HighTone Records RIP
A roots label goes under; a Geezer cries
By Jim Caligiuri,
11:40AM, Wed. Apr. 2, 2008
A couple of weeks before South by Southwest, the news came in that a part of Texas had died and no one really noticed. Although HighTone Records was headquartered in Oakland, Calif., its impact and support of Texas musicians was immeasurable.
This week came the official press release. Los Angeles reissue upstarts Shout! Factory announced they'd acquired the HighTone catalog and will begin “releasing favorites from the extensive catalog beginning in August, making the titles more widely available digitally.” For fans of American roots music the passing of this great indie is body blow.
The label began in 1983 with the release of Robert Cray’s Bad Influence. A surprise hit, it set the course for close to 300 other discs. HighTone put out some of the best work of local faves like Jimmie Dale Gilmore, Joe Ely, and Dale Watson. It brought worldwide attention to the likes of retro-swingers Big Sandy & His Fly-Rite Boys (whose Continental Club shows had to be experienced to be believed) and the astonishing talents of songwriter/guitarist Buddy Miller. Under their influence the careers of Dave Alvin and Tom Russell flourished.
An attempt to reach Larry Sloven, who started the label along with producer Bruce Bromberg and who missed his first SXSW this year, went unanswered. But Darrell Anderson, a label fixture for twenty years who was the promotion guy but wore many different hats over the years, responded via email:
“I'm proud of my twenty years with HighTone. In that time, we made some of my favorite records. When I started, there were very few labels doing what we did. Now look at it, there are almost more labels than consumers! I got to meet a lot of great people, artists, managers, booking agents, and lots of writers and radio people who are my friends to this day.
One of the first things I did when I got to HighTone was to naively work Jimmie Dale Gilmore to country radio. I really couldn't believe the first time one of them told me he was too country. It was only funny the first time.
HighTone's roster reads like a who's who in roots music with Jimmie Dale, Joe Ely, Gary Stewart, Dave Alvin, Rosie Flores, Heather Myles, Chris Gaffney, Buddy and Julie Miller, Randy Weeks, Dick Dale, Big Sandy, Geoff Muldaur, Chris Smither, Dale Watson, Bill Kirchen, Tom Russell, Redd Volkaert, Dallas Wayne, Ramblin Jack, the Skeletons and the Morells. I know I'm forgetting someone ... Christy McWilson, I love her!

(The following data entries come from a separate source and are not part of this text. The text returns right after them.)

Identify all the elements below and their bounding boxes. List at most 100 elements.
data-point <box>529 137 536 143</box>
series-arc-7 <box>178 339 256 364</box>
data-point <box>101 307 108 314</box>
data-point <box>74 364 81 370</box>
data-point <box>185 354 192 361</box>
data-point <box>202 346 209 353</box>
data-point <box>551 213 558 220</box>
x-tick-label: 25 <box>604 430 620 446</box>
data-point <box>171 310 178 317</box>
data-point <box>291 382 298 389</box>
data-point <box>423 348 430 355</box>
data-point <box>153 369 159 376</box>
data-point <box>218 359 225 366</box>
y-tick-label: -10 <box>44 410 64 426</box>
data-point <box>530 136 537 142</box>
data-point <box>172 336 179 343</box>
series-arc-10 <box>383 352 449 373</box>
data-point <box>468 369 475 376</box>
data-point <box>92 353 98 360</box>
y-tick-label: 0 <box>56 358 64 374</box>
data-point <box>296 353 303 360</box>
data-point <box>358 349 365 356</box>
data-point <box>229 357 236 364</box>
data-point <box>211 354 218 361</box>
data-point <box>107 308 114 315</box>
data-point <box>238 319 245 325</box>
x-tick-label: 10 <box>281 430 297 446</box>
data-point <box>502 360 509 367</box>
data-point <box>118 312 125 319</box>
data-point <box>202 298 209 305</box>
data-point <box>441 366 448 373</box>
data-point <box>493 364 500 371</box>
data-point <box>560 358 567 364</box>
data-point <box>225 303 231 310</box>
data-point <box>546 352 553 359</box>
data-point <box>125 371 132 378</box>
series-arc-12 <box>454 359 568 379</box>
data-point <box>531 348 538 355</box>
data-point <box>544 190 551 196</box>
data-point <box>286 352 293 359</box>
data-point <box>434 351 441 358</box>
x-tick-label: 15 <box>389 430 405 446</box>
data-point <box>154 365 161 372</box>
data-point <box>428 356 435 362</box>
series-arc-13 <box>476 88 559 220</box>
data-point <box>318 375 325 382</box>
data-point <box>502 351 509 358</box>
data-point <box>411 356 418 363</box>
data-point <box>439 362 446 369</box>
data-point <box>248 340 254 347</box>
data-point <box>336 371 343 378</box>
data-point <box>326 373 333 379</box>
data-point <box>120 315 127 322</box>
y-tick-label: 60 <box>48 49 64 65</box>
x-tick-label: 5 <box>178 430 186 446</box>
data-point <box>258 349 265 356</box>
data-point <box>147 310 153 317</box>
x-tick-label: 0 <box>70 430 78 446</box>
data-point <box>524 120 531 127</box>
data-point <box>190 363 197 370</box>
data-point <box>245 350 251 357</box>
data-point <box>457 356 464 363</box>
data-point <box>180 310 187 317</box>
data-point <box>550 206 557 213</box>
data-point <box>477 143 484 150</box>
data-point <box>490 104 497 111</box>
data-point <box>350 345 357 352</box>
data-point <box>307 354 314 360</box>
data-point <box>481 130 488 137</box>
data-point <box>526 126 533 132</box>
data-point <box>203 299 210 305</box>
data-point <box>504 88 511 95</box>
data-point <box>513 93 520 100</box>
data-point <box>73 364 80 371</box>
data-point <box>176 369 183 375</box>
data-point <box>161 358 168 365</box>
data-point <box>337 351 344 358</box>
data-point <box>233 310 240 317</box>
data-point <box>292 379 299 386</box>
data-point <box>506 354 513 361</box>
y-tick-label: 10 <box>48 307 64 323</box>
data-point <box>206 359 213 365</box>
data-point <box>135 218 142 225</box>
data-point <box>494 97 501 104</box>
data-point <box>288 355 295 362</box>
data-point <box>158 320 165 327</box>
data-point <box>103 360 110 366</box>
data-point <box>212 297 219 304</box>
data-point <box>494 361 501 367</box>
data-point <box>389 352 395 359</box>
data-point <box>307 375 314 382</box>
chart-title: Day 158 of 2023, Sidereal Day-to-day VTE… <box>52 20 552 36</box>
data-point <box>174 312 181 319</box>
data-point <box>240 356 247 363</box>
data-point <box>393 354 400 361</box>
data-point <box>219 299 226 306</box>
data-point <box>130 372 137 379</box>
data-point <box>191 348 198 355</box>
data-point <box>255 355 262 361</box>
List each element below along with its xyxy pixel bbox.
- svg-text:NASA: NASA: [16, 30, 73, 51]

Hell, I haven't even touched on the blues side of things, and the Testament Label reissues that we did along with the High Water Company out of Memphis. They were some of the best blues releases out there, not to mention a little thing like starting the careers of Robert Cray and Joe Louis Walker. Hey, wait! What about the weird little side projects? The dancehall reggae series, or the two terrific but completely ignored power pop records by AstroPuppees? THE BLASTERS!! Oh, wait ... uh, Laurie Lewis! Love her too. Oh, you know, the list goes on & on.
It was really a pleasure to work with them all, knowing that the records we put out were the records they wanted to make.”
It’s a sign of the times. Record labels like HighTone just aren’t necessary these days and even the big labels are searching for ways to survive in the Digital Age. Still, what the little indie from Oakland accomplished will never be repeated.